07:43Quentin de Ranck n'avait aucune chance de s'en sortir,
07:46je rappelle qu'il faisait 63 kilos,
07:48il était face à des individus...
07:49C'était pas un gros bras, c'est ce que vous nous expliquez.
07:50Non, il était face à des individus qui étaient visiblement déterminés à tuer.
07:54Rien, pardon Maître, rien ne peut expliquer la mort d'un gamin de 23 ans sur un trottoir à Lyon,
07:59mais les médias y compris se sont demandé comment il fallait le nommer.
08:04On sait qu'il était proche de l'action française, de certains groupes identitaires.
08:08Pour vous, est-ce que vous diriez que c'était un militant ?
08:11Je dirais que c'était un...
08:13Oui, un militant nationaliste qui avait ses idées,
08:17qui avait ses convictions,
08:17mais qui concevait son engagement de manière non-violente et pacifique.
08:22Il y a une marche qui est prévue en hommage à Quentin,
08:26après-demain à Lyon.
08:27Plusieurs mouvements identitaires ont prévu ou avaient prévu d'y prendre part,
08:31parce que la mairie de Lyon a demandé l'interdiction de cette marche
08:34en raison d'un risque de trouble à l'ordre public.

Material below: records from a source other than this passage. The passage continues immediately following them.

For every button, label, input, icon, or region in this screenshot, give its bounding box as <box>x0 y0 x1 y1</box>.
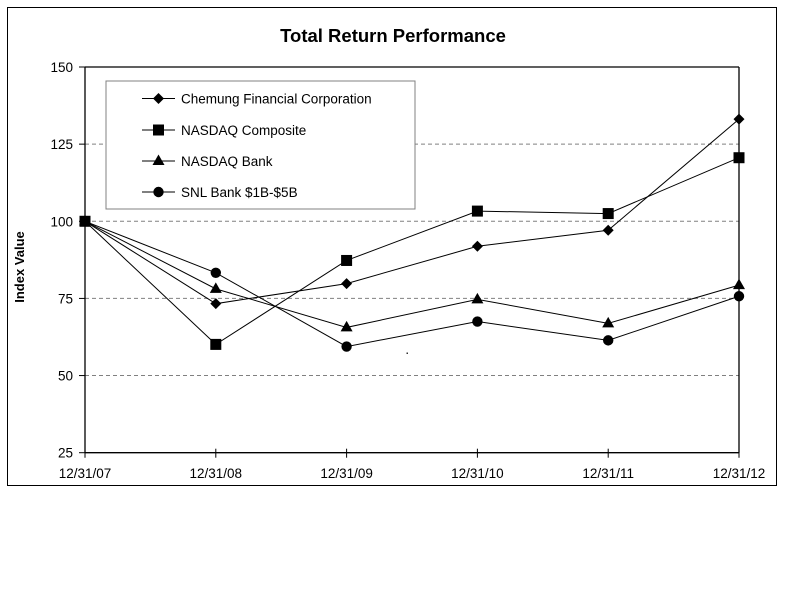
circle-marker-icon <box>472 316 483 327</box>
circle-marker-icon <box>341 341 352 352</box>
legend-item: Chemung Financial Corporation <box>142 92 372 107</box>
diamond-marker-icon <box>153 93 164 104</box>
chart-title: Total Return Performance <box>280 25 506 46</box>
series-line <box>84 118 740 305</box>
series-lines <box>84 118 740 348</box>
y-tick-label: 75 <box>58 291 73 306</box>
square-marker-icon <box>210 338 222 350</box>
triangle-marker-icon <box>733 278 745 290</box>
x-tick-label: 12/31/08 <box>190 466 243 481</box>
x-tick-label: 12/31/11 <box>582 466 634 481</box>
triangle-marker-icon <box>209 282 222 293</box>
x-tick-label: 12/31/07 <box>59 466 112 481</box>
triangle-marker-icon <box>340 320 353 332</box>
legend-item: NASDAQ Composite <box>142 123 306 138</box>
square-marker-icon <box>471 205 483 217</box>
legend-label: NASDAQ Bank <box>181 154 273 169</box>
circle-marker-icon <box>733 291 745 302</box>
series-line <box>84 157 740 346</box>
circle-marker-icon <box>210 267 221 279</box>
legend-item: NASDAQ Bank <box>142 154 273 169</box>
diamond-marker-icon <box>210 298 222 310</box>
triangle-marker-icon <box>152 154 165 165</box>
triangle-marker-icon <box>471 292 484 304</box>
circle-marker-icon <box>153 186 164 198</box>
y-tick-label: 50 <box>58 369 73 384</box>
square-marker-icon <box>733 152 745 164</box>
y-tick-label: 25 <box>58 446 73 461</box>
legend: Chemung Financial Corporation NASDAQ Comp… <box>105 80 416 210</box>
diamond-marker-icon <box>341 278 353 290</box>
square-marker-icon <box>153 124 164 136</box>
chart-frame <box>7 7 777 486</box>
legend-label: Chemung Financial Corporation <box>181 92 372 107</box>
diamond-marker-icon <box>733 113 745 125</box>
x-tick-label: 12/31/10 <box>451 466 504 481</box>
stray-pixel-artifact <box>406 352 408 354</box>
diamond-marker-icon <box>602 224 614 236</box>
series-markers <box>79 113 745 352</box>
circle-marker-icon <box>79 216 91 227</box>
series-line <box>84 220 740 348</box>
x-tick-label: 12/31/12 <box>713 466 766 481</box>
y-axis-ticks: 25 50 75 100 125 150 <box>50 60 85 461</box>
series-line <box>84 220 740 328</box>
triangle-marker-icon <box>602 316 615 328</box>
x-tick-label: 12/31/09 <box>320 466 373 481</box>
y-axis-title: Index Value <box>12 231 27 303</box>
square-marker-icon <box>341 254 353 266</box>
x-axis-ticks: 12/31/07 12/31/08 12/31/09 12/31/10 12/31/11… <box>59 448 766 481</box>
y-tick-label: 125 <box>50 137 73 152</box>
y-tick-label: 100 <box>50 214 73 229</box>
y-tick-label: 150 <box>50 60 73 75</box>
legend-item: SNL Bank $1B-$5B <box>142 185 298 200</box>
square-marker-icon <box>602 208 614 220</box>
axes <box>84 66 740 454</box>
legend-label: SNL Bank $1B-$5B <box>181 185 298 200</box>
legend-label: NASDAQ Composite <box>181 123 306 138</box>
diamond-marker-icon <box>471 240 483 252</box>
circle-marker-icon <box>603 335 614 346</box>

08:37Qu'en pensent ces parents ?
08:38Les parents ne seront pas présents à cette marche,
08:41ils ne sont pas à l'initiative de cette marche,
08:43et ils appellent les personnes qui souhaiteraient rendre hommage à Quentin,
08:47et bien à le faire d'une manière digne, calme et sans expression politique.
08:51Mais ils soutiennent cette marche ou pas ?
08:53Ils ne la soutiennent pas,
08:55ils considèrent que cette marche est une initiative qui ne leur appartient pas,
08:59ils n'en seront pas.
09:00Comment vont-ils ?
09:04Écoutez, ils sont confrontés à une épreuve qui est terrible,
09:07qui suscite d'ailleurs légitimement une émotion considérable.
09:11Ils font face à cette épreuve avec la force que leur donne la foi,
09:17très clairement, la foi les aide beaucoup face à cette épreuve.
09:21Ils sont dignes, mais ils ne sont pas simplement dignes,
09:24ils sont également déterminés, déterminés à ce que justice soit rendue à Quentin,
09:28et déterminés à ce que la mémoire de Quentin ne soit pas salie,
09:31et lorsqu'elle sera salie, la mémoire de Quentin,
09:34je déposerai plainte pour apologie de crime, nous le ferons systématiquement.
09:38– Et pour dire les choses très clairement, ils appellent au calme ?
09:40– Ils appellent au calme et à la retenue, absolument.
09:43– Merci beaucoup Maître d'être venu ce soir sur ce plateau.